ここまで自己紹介もしないまま、思いつくままに投稿してきました。
「スパイクの紐を結んであげているママへ」
「『別に』は愛情だった」
「朝2時半に起きた子供の話」
「頼られる存在に変わった日」
そんな記事を書いているうちに、
少しずつ読んでくださる方が増えてきました。
フォローしてくださった皆さん、
本当にありがとうございます。
ふと気づきました。
「そういえば、私は何者なのか、
一度もお伝えしていませんでした。」
今日は少しだけ、自己紹介をさせてください。
私は20年間、小学生の子供たちにラグビーを教えてきました。
でも、本当の意味で子どもたち一人ひとりと
向き合うようになったのは、
10年ほど前からです。
きっかけは、私の娘でした。
娘は小学生6年間、
女子一人でラグビーを続けました。
仲間にも恵まれ、コーチにも恵まれ、
小学校最後の一年間は、
それまでで一番努力していたと思います。
あと一勝で全国大会。
試合終了のホイッスルが鳴った瞬間、
娘はその場に崩れ落ち、
大号泣しました。
子どもが本気で泣く姿を見たことがありますか。
私はその姿を、一人の父親として見て涙を流していました。
娘がかわいそうだったから泣いたのではありません。
あの涙の意味が分かったからです。
高校からラグビーを始めた私も、
厳しい練習を乗り越え、
最後の試合で負けた日の
悔しさを今でも覚えています。
娘の涙が、自分の青春と重なりました。
本気で努力した子どもの涙は、人の心を動かす。
あの日、動かされた一人が、
私でした。
その日から、子どもたちと本気で向き合おうと決めました。
高学年のヘッドコーチを引き受けました。
でも、何をすればいいのか分かりませんでした。
試行錯誤を繰り返しながら、
子どもたちと向き合う毎日が始まりました。
週末になると、子どもたちを家へ連れて帰り、
一緒にご飯を食べ、一緒に過ごすようになりました。
私は妻にこう話しました。
「これから、たくさんの子どもたちを家に連れて帰ると思う。
でも、できることは全部子どもたちにやらせる。
見守るつもりでいてほしい。
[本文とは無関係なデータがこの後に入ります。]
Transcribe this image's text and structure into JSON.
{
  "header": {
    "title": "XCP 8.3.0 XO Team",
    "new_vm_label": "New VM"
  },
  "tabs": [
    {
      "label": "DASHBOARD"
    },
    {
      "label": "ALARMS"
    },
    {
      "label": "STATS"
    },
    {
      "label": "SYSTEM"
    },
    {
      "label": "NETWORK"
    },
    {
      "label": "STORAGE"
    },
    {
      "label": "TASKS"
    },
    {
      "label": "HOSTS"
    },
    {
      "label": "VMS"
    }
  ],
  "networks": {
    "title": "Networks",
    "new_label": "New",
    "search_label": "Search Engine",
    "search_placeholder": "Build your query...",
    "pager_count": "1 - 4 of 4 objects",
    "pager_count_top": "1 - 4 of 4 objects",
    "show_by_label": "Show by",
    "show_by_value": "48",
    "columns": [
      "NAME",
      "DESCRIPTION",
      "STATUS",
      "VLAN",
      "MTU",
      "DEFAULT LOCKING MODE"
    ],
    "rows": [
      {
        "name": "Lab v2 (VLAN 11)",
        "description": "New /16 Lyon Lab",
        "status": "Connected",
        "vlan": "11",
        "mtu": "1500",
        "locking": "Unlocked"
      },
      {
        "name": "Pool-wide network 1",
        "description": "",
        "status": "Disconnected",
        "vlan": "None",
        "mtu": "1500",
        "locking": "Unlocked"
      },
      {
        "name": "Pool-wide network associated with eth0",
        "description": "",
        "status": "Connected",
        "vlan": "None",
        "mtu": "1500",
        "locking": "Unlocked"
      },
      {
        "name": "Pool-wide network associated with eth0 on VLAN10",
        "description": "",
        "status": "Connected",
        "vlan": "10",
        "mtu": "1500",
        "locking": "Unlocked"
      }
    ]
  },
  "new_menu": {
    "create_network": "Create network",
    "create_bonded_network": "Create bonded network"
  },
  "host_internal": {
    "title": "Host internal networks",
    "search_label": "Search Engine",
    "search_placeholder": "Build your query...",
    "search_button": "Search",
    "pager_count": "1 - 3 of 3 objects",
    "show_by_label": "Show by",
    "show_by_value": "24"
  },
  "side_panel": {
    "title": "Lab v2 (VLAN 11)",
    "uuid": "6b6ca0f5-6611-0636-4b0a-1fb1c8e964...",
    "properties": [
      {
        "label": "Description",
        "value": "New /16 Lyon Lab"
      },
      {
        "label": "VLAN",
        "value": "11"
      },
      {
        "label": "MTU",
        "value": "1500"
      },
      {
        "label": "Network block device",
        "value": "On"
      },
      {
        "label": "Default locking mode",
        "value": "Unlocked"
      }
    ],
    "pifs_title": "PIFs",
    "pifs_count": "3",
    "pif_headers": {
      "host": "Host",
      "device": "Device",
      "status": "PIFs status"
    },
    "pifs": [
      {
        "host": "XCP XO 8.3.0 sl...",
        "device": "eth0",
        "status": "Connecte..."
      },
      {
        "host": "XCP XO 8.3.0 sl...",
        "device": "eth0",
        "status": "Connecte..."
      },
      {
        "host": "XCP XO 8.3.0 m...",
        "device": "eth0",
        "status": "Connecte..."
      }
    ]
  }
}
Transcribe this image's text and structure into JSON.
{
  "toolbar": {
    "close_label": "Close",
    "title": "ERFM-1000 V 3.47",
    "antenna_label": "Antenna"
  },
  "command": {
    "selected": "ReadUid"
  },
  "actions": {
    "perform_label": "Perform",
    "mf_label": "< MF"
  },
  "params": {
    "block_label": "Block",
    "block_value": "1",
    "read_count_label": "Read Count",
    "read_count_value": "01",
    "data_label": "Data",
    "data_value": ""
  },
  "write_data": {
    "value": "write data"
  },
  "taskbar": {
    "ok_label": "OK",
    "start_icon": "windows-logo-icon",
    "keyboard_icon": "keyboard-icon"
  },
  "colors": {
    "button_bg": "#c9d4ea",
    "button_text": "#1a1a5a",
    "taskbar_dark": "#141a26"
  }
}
」
妻は笑いながら言いました。
「ダメって言っても、どうせやるんでしょ。」
その一言で、我が家の週末が変わりました。
今では泊まりに来る子どもたちを
自分の子どものように迎え入れ、
毎回、練習や試合にも足を運んでくれています。
一番近くで支えてくれたのは、いつも妻でした。
この10年間、私はたくさんの子どもたちと向き合ってきました。
朝2時半に起きて走り始めた子。
「別に」としか言わなかったのに、
卒業の日、お母さんへ感謝の手紙を書いた子。
支えられる側だった子が、
誰かを支える側へ変わっていった子。
私はラグビーを教えていたのではありません。
子どもたちに、生きる力を身につけてほしかったんです。
ラグビーは、そのための手段でした。
でも、それに気づいたのは、
子どもたちを教え始めてからではありません。
子どもたちに教えてもらってからでした。
このnoteに書くのは、子育ての正解ではありません。
20年間、子どもたちと向き合う中で、
子どもたちから教えてもらったことです。
子どもたちの成長を通して、お母さんが少し安心できる。
そんなnoteに育てていけたらと思っています。
これからも、どうぞよろしくお願いします。